Emanuela Di Matteo Libri Gen 30th, 2022 0 Comment

Con l’ironia che lo contraddistingue, qui all’ennesima potenza, dileggiando le varie categorie umane e una descrizione dei luoghi maniacale, quasi volesse guidare il lettore lungo il cammino di una mappa immaginaria, dare una base concreta e più che mai fisica all’immaginazione, H. G. Wells pubblica nel 1904: The Food of Gods and How it came to Earth, ovvero Il Cibo degli dei.
Degli scienziati da strapazzo, molto poco divini, immersi nella loro inconsapevole mediocrità, sintetizzano l’ormone della crescita e ne creano un alimento, senza avere bene un’idea dello scopo e delle applicazioni – figuriamoci delle conseguenze future – della loro scoperta. Il principio ci viene spiegato sulle pagine del romanzo tramite dei grafici elementari.

“E’ uno che non ha mai capito niente. Da studente, fu questa la sua caratteristica esasperante. Niente. Ha superato tutti gli esami, tutte le prove, con la stessa partecipazione e lo stesso bagaglio di nozioni d’uno scaffale girevole contenente l’Enciclopedia del “Times”. Non capisce niente neanche adesso. … E’ completamente sprovvisto di immaginazione e, quindi, incapace di conoscenza”

Uno di loro, Bensington, non potendo fare esperimenti con animali in casa, causa divieti familiari, mette su un capannone, assolda una coppia di vecchi che iniziano a nutrire alcuni pulcini con il promettente Herakleophorbia, dal nome di Eracle, dio della forza fisica. Ma l’igiene lascia a desiderare, la polverina non è ben custodita e inizia a generare vespe e topi giganti, e questo sarà solo l’inizio… Mentre un pulcinone di 2 metri afferra un bambino per la strada come fosse un verme e scappa, gli scienziati, ognuno per conto proprio, iniziano a nutrire i loro figli neonati con questo alimento.

Il cibo degli dei di Bert I. Gordon, 1976

Di certo, agli inizi del secolo, quando ancora rachitismo e malattie varie affliggevano l’infanzia, l’idea della grossezza era associata alla buona salute ed avere un pupone era considerata una fortuna. In modo in parte incosciente, in parte allineato ad un’utopia di grandezza ben più alta ed elettiva che poi prenderà via forma verso la seconda parte del romanzo, padri e nonne iniziano a nutrire i loro bambini con quello che poi sarà chiamato dalla stampa mondiale : cibo boom. Non si può assolutamente interrompere la somministrazione dell’alimento, che porta assuefazione, o il soggetto rischia il collasso e la morte.
Il Cibo degli dei inizia come un romanzo fantastico di avventura che anticipa tutti i mostri giganti che letteratura e cinema dagli anni 50 in poi non mancheranno di mostrare, tra poveri malcapitati uccisi da scarabei alti tre metri, infilzati, mangiati a morsi da topi grandi come tirannosauri, o anche solo inorriditi da piante rampicanti gigantesche che aspirano a toccare le vette celesti.
Il cinema si è occupato di questo romanzo solo toccandone gli aspetti meno interessanti e più superficiali; l’ultima nel 1976, con un film omonimo per la regia di Bert I. Gordon. Si tratta della seconda pellicola di una trilogia di opere prodotte dalla American International Pictures e ispirate ai romanzi di H. G. Wells, che comprende anche i film L’isola del dottor Moreau e L’impero delle termiti giganti.

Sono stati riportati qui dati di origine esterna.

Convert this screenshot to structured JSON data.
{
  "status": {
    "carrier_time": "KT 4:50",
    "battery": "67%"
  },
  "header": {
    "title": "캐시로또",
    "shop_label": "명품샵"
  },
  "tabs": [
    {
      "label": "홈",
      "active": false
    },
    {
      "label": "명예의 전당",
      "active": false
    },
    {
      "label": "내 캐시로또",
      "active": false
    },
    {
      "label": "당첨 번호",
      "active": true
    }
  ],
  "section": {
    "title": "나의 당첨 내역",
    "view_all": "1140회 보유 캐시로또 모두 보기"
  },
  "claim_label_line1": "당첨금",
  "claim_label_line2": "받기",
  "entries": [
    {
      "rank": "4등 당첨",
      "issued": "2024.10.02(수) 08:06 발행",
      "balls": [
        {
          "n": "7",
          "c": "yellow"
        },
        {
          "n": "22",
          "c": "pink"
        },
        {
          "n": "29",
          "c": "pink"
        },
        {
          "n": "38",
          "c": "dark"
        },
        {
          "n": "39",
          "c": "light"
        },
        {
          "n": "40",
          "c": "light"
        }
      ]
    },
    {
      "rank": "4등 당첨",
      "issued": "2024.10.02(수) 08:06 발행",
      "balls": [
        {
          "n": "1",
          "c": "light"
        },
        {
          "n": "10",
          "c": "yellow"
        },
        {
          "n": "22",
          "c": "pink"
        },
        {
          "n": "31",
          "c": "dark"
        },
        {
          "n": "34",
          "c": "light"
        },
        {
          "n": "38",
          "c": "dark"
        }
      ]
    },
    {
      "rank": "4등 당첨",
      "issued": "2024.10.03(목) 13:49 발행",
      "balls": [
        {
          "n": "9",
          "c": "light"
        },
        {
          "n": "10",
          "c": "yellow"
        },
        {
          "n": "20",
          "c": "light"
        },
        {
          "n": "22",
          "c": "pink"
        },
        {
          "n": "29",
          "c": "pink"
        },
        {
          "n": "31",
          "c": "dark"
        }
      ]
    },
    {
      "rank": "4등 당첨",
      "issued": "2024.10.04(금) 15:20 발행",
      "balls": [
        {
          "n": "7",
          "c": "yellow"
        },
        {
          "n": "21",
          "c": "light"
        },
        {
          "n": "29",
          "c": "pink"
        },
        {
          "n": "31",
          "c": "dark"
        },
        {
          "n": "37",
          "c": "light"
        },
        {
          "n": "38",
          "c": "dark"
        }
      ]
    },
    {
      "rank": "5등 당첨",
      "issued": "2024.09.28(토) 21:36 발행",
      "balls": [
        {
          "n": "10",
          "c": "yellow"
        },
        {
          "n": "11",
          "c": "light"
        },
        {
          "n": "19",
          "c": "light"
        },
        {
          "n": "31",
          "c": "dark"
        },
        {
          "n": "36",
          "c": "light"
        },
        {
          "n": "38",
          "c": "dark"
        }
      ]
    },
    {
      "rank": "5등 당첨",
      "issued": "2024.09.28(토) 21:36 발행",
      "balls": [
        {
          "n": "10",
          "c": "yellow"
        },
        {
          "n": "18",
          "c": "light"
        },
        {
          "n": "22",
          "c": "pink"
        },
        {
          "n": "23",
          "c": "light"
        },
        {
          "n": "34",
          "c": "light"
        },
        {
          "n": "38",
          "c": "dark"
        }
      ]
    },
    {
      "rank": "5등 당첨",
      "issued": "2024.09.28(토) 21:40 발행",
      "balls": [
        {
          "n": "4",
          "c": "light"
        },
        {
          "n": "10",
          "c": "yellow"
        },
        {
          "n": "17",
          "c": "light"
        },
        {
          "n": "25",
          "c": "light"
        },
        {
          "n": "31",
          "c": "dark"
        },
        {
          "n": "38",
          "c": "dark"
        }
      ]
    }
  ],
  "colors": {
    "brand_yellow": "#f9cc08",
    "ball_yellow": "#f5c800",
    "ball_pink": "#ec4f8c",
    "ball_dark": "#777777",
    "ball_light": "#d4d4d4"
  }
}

locandina del film Il Cibo degli dei, 1976

Ma il cibo degli dei è ben al di là degli orrorifici ammazzamenti ad opera di libellule e insetti alti come palazzi: è la narrazione della piccolezza umana di fronte alla grandezza delle idee, delle aspirazioni e degli interrogativi. Quella che si sta creando, nel mondo, è una gigantitudine – piante, animali, giovani umani – destinata a scardinare gli assetti del pianeta, quindi mal tollerata, temuta ed invisa a quelli che, fino ad un attimo prima erano gli essere più supremi del pianeta, e un momento dopo diventano lillipuziani, cioè gli uomini. Arroccati nelle loro paure, ciechi, convinti di sapere, gli umani vanno avanti come automi senza più porsi interrogativi sul senso del loro destino e del loro scopo nel mondo.
Così non è per i giganti, che diventata una razza a sé stante, pur divisi, imbrigliati da leggi che vietano loro di spostarsi dal luogo di nascita, vorrebbero capire chi sono, ed eventualmente essere di aiuto, dare una mano a migliorare il mondo. Se i figli degli scienziati o una gigantesca principessa hanno potuto godere di una buona educazione, di una alimentazione adeguata e sanno leggere, non si può dire altrettanto per alcuni. In particolare il bimbo povero cresciuto ad Herakleophorbia grazie alla nonna – ex custode dei pulcini mostruosi – viene trattato come un demente e tra mille divieti, tenuto all’oscuro della sua origine tanto che, pur essendo ancora bambino, per anni sarà costretto a lavorare nelle miniere, fino ad una fine tragica che contrappone enorme innocenza a nanesca stupidità.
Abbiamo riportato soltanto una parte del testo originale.